# Simulating a hybrid dynamical system

I am trying to simulate the following hybrid ode

$$\begin{eqnarray} \dot{x}=-\left(x-a+u\right) \end{eqnarray}$$

where $u$ is given by

$$\begin{eqnarray} u(t)=\left\{\begin{matrix} 1 & \text{if} & x-x_d>\delta\\ 0 & \text{if} &x-x_d \leq -\delta\\ u(t-dt) & \text{otherwise} \end{matrix}\right. \end{eqnarray}$$

where $a=10$, $x_d=9.5$ and moreover $u(t-dt)$ represent the value of $u$ in the last time step. $a$ and $x_d$ are known constants. I didnt know how to impliment this in mathematica.
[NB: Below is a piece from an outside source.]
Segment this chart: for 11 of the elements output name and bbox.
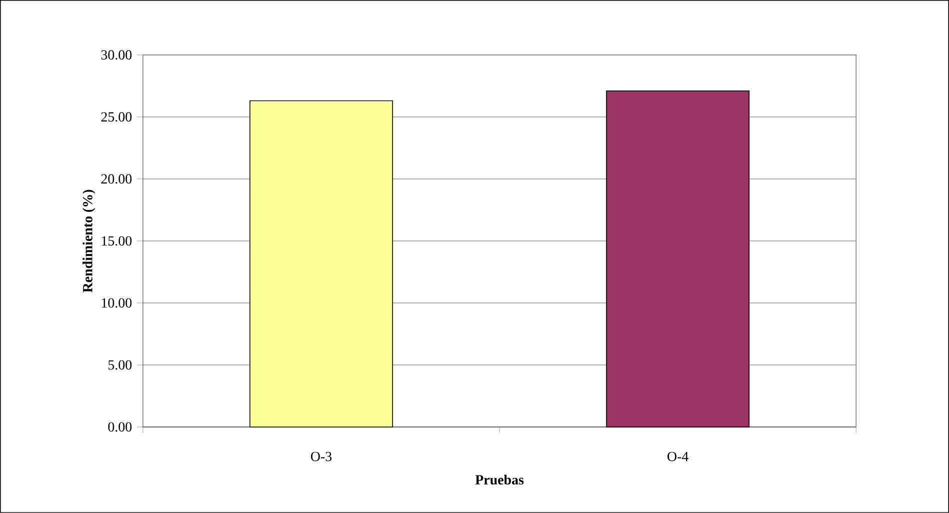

PS: I was able to solve this with $\delta=0$. The controller simply becomes

$$\begin{eqnarray} u(t)=\left\{\begin{matrix} 1 & if & x-x_d>0\\ 0 & if &x-x_d \leq 0\\ \end{matrix}\right. \end{eqnarray}$$

a = 10;
xd = a - 0.25
simtime = 5;
var = {x[t]} // Flatten;
varInit = var /. {t -> 0};
f = -(x[t] - a + 0.5 (1 + Sign[(x[t] - xd)]));
DAE = {Thread[D[var, t] == f],
Thread[varInit == Flatten[RandomReal[{1, 2}, {1, 1}]]]} // Flatten;
sol = NDSolve[DAE, var, {t, 0, simtime}, MaxSteps -> 10000000];
Plot[Evaluate[{x[t], If[x[t] > xd, 1, 0]} /. First[sol]], {t, 0,
simtime}, PlotStyle -> {Red, Green, Blue},
PlotRange -> {{0, simtime}, {0, 12}}, AxesLabel -> {t, \[Theta]},
PlotLabels -> Placed[{\[Theta][t] u[t]}, Above]]
Evaluate[{x[t]} /. First[sol] /. t -> simtime]


But I would like to implement this with a non zero $\delta$. For instance one can use a delta of $\delta=0.25$.
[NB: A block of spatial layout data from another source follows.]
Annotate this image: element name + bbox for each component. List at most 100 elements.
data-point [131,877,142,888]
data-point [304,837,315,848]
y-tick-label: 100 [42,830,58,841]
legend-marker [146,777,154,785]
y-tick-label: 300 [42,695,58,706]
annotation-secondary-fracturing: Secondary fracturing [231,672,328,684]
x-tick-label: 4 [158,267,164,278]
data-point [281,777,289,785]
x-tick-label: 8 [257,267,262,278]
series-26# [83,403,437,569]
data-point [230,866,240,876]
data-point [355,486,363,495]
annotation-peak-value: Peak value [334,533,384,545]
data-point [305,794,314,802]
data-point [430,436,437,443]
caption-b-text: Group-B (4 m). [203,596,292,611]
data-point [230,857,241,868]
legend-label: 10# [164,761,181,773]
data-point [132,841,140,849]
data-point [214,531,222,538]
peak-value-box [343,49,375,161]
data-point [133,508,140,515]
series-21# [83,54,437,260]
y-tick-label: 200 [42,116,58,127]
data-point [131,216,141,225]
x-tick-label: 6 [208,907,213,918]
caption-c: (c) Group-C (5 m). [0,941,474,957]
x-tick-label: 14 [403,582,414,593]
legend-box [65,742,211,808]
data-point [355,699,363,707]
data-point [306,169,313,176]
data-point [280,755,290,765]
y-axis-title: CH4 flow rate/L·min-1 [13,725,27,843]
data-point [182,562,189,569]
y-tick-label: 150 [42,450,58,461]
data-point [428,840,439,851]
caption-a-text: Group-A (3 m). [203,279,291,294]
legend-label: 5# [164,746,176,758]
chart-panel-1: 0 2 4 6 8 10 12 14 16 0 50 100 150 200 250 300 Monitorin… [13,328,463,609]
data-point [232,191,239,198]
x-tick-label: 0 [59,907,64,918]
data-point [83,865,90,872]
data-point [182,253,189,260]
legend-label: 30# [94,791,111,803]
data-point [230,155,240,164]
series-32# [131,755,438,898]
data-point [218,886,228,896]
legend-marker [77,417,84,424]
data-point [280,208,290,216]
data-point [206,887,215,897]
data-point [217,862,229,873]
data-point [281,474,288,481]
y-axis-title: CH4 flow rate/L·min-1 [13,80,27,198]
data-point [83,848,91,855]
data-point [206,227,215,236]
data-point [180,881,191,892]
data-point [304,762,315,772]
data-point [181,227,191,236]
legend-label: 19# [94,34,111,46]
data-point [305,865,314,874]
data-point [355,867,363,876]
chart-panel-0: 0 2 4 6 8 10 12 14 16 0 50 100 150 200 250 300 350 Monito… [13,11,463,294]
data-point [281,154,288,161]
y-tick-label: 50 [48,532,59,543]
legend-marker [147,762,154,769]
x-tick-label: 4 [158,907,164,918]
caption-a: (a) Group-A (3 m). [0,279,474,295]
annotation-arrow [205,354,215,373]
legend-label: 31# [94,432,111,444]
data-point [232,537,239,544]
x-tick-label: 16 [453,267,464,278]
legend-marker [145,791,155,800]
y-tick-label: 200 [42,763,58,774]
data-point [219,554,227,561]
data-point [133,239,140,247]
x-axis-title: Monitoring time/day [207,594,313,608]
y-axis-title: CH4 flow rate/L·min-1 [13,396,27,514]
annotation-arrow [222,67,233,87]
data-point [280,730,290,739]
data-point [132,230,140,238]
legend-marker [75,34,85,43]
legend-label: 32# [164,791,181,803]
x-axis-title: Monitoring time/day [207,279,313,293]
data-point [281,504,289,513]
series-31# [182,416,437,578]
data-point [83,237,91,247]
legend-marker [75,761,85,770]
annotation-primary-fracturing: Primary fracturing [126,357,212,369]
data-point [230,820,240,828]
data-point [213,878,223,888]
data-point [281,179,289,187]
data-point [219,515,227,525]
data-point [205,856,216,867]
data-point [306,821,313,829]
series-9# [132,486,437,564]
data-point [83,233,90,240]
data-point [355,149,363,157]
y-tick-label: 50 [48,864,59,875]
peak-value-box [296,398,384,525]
• I tried solving it but got a NDSolve::underdet message "There are more dependent variables, {u[t],x[t]}, than equations, so the system is underdetermined"; in case my failed attempt was due to my erroneous equation setup, perhaps WhenEvent might seem useful Sep 17 '18 at 13:09
• For me, WhenEvent was giving such error. So, I started using If function. BTW, how did u approach it? How did u make the solver access its previous values?
– kosa
Sep 17 '18 at 13:13
• using WhenEvent; If you're certain your system is correctly specified then I suggest you play around with WhenEvent until you discover a working specification. I could be wrong, but I don't think If can be helpful in this case. Sep 17 '18 at 13:28

It's not clear what you mean by "last time step", since NDSolve uses an adaptive step size algorithm by default, and anyhow, the details of the numerical method shouldn't get into the mathematical model.
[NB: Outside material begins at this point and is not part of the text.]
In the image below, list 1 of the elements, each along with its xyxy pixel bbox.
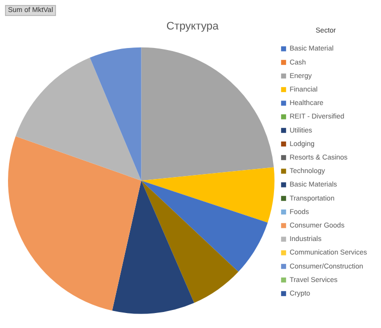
chart-title: Структура	[166, 20, 220, 33]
Here's an approach using WhenEvent that might be what you're looking for:

a = 10; xd = 9.5; δ = 0.25;
tmax = 10;
sol = NDSolve[{
x'[t] == -(x[t] - a + u[t]),
WhenEvent[x[t] < xd - δ, u[t] -> 0],
WhenEvent[x[t] > xd + δ, u[t] -> 1],
x == 1, u == 0}, {x, u}, {t, 0, tmax}, DiscreteVariables -> {u}][];

Plot[{xd - δ, xd + δ, x[t] /. sol}, {t, 0, tmax}, PlotRange -> {0, All}]
Plot[u[t] /. sol, {t, 0, tmax}]  The first WhenEvent is triggered when x[t] crosses xd - δ from above and the second when x[t] crosses xd + δ from below.

• By last time-step, I meant $u(t)=u(t^-)$. I will make this change. Thanks for the help.
– kosa
Sep 18 '18 at 7:35

If you do not need greater accuracy, then you can use an explicit Euler

u[t_] := Piecewise[{{1, x[t] - xd > d}, {0,
x[t] - xd <= -d}, {u[t - 1], True}}]
xd = 9.5; d = .25; a = 10; h = 10^-2; T = 0; x = 1.5;

lst = Table[{T[i] = T[i - 1] + h,
x[i] = x[i - 1] - (x[i - 1] - a + u[i - 1])*h}, {i, 1, 1000}];
ListLinePlot[lst]